Around 20,000 people will take part in the Pride parade through central London today.
The event will start in Baker Street and travel along Oxford Street, Piccadilly Circus, Pall Mall and Trafalgar Square before ending at Whitehall.
Eurovision winner Conchita Wurst will headline the celebrations, introduced by Sir Ian McKellen, with singers Sinitta and Sam Bailey also joining in.
28 June is also Armed Forces Day, and members of the Army, Navy and Royal Air Force are also marching in the parade.
This year's theme is "freedom to be oneself". Michael Salter, chair of Pride in London, told the Guardian: "Conchita is an incredible example of the power of having the freedom to be oneself.
"Winning Eurovision, she raised the profile of the LGBT+ (lesbian, gay, bisexual and transgender) community across a continent and sent an important political message."
Conchita Wurst said: "Let us be proud about who we are and let us give a statement for love, respect and tolerance."
London Mayor Boris Johnson, who will not be attending this year's festivities, said ahead of the Pride march: "The increasing visibility of LGBT people is testament to London's status as one of the most LGBT-friendly cities.
"Recent homophobic attacks show there is more to be done.
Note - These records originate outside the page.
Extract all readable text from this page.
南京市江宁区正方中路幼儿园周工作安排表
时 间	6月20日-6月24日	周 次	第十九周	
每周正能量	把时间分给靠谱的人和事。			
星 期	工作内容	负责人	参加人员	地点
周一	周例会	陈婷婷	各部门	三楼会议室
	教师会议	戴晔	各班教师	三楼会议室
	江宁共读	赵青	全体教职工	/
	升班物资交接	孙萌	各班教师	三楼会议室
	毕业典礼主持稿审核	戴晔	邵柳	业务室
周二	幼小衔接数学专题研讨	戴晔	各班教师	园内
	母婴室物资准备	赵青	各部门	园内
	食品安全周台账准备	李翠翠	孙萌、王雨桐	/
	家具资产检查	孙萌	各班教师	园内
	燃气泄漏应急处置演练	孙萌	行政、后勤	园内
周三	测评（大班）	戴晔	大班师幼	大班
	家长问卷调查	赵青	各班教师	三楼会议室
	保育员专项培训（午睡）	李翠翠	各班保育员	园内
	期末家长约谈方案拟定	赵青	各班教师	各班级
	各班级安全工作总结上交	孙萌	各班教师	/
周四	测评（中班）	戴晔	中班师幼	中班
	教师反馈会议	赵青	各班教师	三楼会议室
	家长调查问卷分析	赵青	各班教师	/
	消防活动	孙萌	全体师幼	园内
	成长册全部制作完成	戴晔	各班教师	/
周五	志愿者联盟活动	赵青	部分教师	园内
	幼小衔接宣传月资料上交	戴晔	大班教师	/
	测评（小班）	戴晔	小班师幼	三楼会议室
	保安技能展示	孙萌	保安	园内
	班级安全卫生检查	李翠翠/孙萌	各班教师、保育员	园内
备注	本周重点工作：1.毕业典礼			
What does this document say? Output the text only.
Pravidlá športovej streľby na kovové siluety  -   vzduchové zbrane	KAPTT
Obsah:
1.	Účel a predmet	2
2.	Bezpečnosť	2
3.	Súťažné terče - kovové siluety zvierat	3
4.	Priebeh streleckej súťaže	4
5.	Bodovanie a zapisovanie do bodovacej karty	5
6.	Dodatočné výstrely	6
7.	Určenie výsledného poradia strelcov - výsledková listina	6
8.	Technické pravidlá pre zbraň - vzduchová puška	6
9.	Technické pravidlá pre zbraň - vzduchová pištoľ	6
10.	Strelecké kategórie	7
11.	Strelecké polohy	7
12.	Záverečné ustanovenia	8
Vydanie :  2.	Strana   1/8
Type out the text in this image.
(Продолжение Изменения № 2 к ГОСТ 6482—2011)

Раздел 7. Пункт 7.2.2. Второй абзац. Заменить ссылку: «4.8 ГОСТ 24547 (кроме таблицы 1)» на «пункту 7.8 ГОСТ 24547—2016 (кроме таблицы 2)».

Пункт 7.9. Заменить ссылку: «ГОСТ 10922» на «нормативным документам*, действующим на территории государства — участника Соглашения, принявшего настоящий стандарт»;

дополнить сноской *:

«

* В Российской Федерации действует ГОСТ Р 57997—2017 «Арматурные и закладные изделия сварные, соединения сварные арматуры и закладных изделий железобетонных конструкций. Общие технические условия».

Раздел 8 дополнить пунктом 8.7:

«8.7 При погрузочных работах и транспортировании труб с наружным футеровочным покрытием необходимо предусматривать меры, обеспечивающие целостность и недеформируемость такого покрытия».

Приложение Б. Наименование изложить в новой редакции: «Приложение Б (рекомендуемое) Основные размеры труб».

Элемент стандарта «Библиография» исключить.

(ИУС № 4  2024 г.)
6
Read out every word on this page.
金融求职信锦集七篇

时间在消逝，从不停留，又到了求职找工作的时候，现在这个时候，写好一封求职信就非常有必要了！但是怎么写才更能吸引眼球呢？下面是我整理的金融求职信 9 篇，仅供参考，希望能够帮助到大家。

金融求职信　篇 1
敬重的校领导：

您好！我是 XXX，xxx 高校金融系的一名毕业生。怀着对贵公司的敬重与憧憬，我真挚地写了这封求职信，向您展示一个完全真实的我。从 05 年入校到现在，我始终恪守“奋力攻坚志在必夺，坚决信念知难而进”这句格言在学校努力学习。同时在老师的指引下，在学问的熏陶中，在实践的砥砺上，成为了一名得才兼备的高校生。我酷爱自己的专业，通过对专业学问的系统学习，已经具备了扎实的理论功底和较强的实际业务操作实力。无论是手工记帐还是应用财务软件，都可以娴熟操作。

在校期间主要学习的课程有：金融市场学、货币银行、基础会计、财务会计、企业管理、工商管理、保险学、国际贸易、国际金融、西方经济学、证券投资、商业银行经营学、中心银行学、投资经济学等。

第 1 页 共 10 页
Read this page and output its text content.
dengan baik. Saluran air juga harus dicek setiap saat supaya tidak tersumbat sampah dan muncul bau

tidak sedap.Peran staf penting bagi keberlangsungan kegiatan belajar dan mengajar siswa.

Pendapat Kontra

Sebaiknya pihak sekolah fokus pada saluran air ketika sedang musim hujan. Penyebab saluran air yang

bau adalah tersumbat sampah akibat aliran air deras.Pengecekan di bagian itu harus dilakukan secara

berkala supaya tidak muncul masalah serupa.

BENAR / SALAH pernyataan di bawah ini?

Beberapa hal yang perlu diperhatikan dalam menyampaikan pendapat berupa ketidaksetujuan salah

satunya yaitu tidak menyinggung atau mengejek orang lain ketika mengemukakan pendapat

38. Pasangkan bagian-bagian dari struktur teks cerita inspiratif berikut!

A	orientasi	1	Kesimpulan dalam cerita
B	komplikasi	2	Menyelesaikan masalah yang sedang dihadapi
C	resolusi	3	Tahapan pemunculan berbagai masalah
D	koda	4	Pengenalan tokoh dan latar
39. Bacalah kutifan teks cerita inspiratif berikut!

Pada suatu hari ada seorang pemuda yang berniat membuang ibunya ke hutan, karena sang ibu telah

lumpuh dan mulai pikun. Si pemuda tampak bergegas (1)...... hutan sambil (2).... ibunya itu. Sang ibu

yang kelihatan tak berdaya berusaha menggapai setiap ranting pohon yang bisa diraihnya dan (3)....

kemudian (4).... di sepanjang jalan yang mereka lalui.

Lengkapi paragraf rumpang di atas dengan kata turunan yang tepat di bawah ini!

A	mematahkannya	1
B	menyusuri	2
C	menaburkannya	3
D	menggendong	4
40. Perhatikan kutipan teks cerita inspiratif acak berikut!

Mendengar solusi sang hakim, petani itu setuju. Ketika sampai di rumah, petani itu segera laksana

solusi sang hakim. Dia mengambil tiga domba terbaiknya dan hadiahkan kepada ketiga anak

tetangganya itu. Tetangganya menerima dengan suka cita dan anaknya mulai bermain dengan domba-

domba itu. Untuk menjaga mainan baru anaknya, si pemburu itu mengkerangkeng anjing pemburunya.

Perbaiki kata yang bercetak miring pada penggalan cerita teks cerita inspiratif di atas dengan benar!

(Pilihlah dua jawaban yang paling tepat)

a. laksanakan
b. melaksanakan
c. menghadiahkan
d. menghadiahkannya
Hate crimes like this generate fear, which is why it is so important that LGBT people have the confidence to report them, knowing they will be taken seriously and that such incidents will be pursued relentlessly by the police."
A survey found that more than half of UK football fans think more needs to be done to tackle homophobic abuse in sport. The poll by Stonewall found that people in Ireland were the most accepting of gay players, with more than 80% saying they would be comfortable if a player on their national team came out as gay, compared with 73% in the UK.
In the UK, the Southbank Centre has brought together hundreds of artists, communities and partners to create its Festival of Love. The event celebrates the Same Sex Couple Act, which legalises same-sex marriage in England and Wales.
However, in almost 80 countries around the world, homosexuality remains a criminal offence. Punishments range from fines to short and lifelong prison sentences, hard labour, forced psychiatric treatment, banishment, whippings, and death by public stoning.
The International Lesbian Gay Bisexual Trans and Intersex Association (ILGA) released a 110-page study on the status of the international LGBT community with country-by-country profiles of relevant laws.